- Born: October 1963 (age 62) Auckland, New Zealand
- Education: University of Auckland
- Occupations: musician, composer, writer, producer, business person
- Years active: 1980–present

= Peter van der Fluit =

Peter van der Fluit (born 1963) is a New Zealand musician, composer, writer, producer, and business person. He was a founding member of the post-punk new wave band the Screaming Meemees. As of 2022 he serves as the main Creative Director at Liquid Studios.

==Screaming Meemees==
Van der Fluit formed the Screaming Meemees while still in high school at Rosmini College, with classmates Tony Drumm, Michael O'Neill, and Laurence "Yoh" Landwer-Johan. After the inclusion of their single All Dressed Up on compilation album Class of 81 produced by Simon Grigg’s Propeller Records, Grigg signed the band to his label. This was followed by the release of "See Me Go," the first New Zealand single ever to enter the charts at number one. The band released three more top-40 singles and the album If this is Paradise, I'll Take the Bag. The group disbanded in 1983, making its final public performance as the headliners of the 1983 Sweetwaters Music Festival.

==Post-Meemees==
Van der Fluit returned to school after the break-up of the Screaming Meemees, earning a Masters in Music from University of Auckland in the late 1980s. Upon completing his degree, van der Fluit moved to London, where he formed the band Magik Roundabout.

Magik Roundabout were an indie pop band formed by Van der fluit with band mates Scott Duncan and J. Chong, the upbeat debut single 'Everlasting Day...' was released in 1991 on WAU! Mr. Modo Recordings, via M&G Records.

The track was produced by Ben Watkins and Martin 'Youth' Glover and mixed by Marius De Vries and Steve Sidelnyk. As they geared up to issue a second 45, 'All Broken Down', the owners of a certain French stop-motion animation show apparently took exception to the band's name, which caused some set-backs. Re-branding as simply Magik, the trio bounced back in 1993 with two further singles, 'Don't Look Now' and 'Voice Of A Generation', which saw them take on a more traditional guitar-based indie sound. An album sampler surfaced, but said album did not.

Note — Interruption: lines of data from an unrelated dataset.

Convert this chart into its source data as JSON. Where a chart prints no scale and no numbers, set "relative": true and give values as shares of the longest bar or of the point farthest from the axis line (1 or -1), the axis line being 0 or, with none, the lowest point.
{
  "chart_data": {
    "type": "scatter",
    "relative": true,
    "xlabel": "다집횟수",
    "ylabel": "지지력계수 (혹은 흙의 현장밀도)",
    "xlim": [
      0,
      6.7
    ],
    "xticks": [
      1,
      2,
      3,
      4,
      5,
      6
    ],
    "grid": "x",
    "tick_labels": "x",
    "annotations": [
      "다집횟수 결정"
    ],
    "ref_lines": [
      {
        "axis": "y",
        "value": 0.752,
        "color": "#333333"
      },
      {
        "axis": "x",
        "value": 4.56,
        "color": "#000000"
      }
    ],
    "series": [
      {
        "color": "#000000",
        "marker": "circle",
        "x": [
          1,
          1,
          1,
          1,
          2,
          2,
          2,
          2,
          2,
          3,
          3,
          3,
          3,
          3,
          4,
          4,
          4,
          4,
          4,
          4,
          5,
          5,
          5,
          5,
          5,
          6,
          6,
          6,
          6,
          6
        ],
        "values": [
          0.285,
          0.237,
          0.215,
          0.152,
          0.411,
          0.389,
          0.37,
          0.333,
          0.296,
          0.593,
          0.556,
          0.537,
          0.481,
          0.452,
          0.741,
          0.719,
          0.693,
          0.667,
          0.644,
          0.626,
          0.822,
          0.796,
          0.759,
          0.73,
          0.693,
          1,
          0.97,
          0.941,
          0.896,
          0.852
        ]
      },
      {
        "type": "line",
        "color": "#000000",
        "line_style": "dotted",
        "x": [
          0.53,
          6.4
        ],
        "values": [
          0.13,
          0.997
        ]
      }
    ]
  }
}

Later In 1993, Van der Fluit returned to Auckland. In 1998 with former Meemees bandmate O'Neill, he founded Liquid Studios, which composes original music for the advertising, film, and television industries. Among other achievements, Liquid Studios has won over twenty AXIS awards from the Communication Agencies Association of New Zealand, including the 2010 "Production Company of the Year” award. Liquid Studios was the first audio company to earn that award. As of 2022 he serves as the main Creative Director at Liquid Studios.

Van der Fluit and O'Neill also composed Romeo and Juliet – The Rock Opera, which premiered in June 2010 at ArtsEd in London. As part of the production arrangement, a small percentage of all future gross earnings from the musical will go to ArtsEd to fund its scholastic activities. The partners have since adapted Romeo and Juliet – The Rock Opera into a feature film, funded by the New Zealand Film Commission. Van der Fluit and O'Neill are also near completion of a second musical-rock opera, about the assassination of Martin Luther King Jr.

In 2018 Van der Fluit scored the soundtrack for the Netflix show The New Legends of Monkey It is an ongoing series which currently has two seasons, the last one airing in 2020. Van der Fluit was nominated for a 2018 New Zealand Television award for his work on this series.

In 2018 Van der Fluit also scored the short film I Will Not Write Unless I Am Swaddled in Furs, for his work on this he was nominated for the best original score in the Indie Short Fest and Southern Shorts Awards and won Best original score awards in the Independent Shorts Awards and McMinnville Short Film Festival.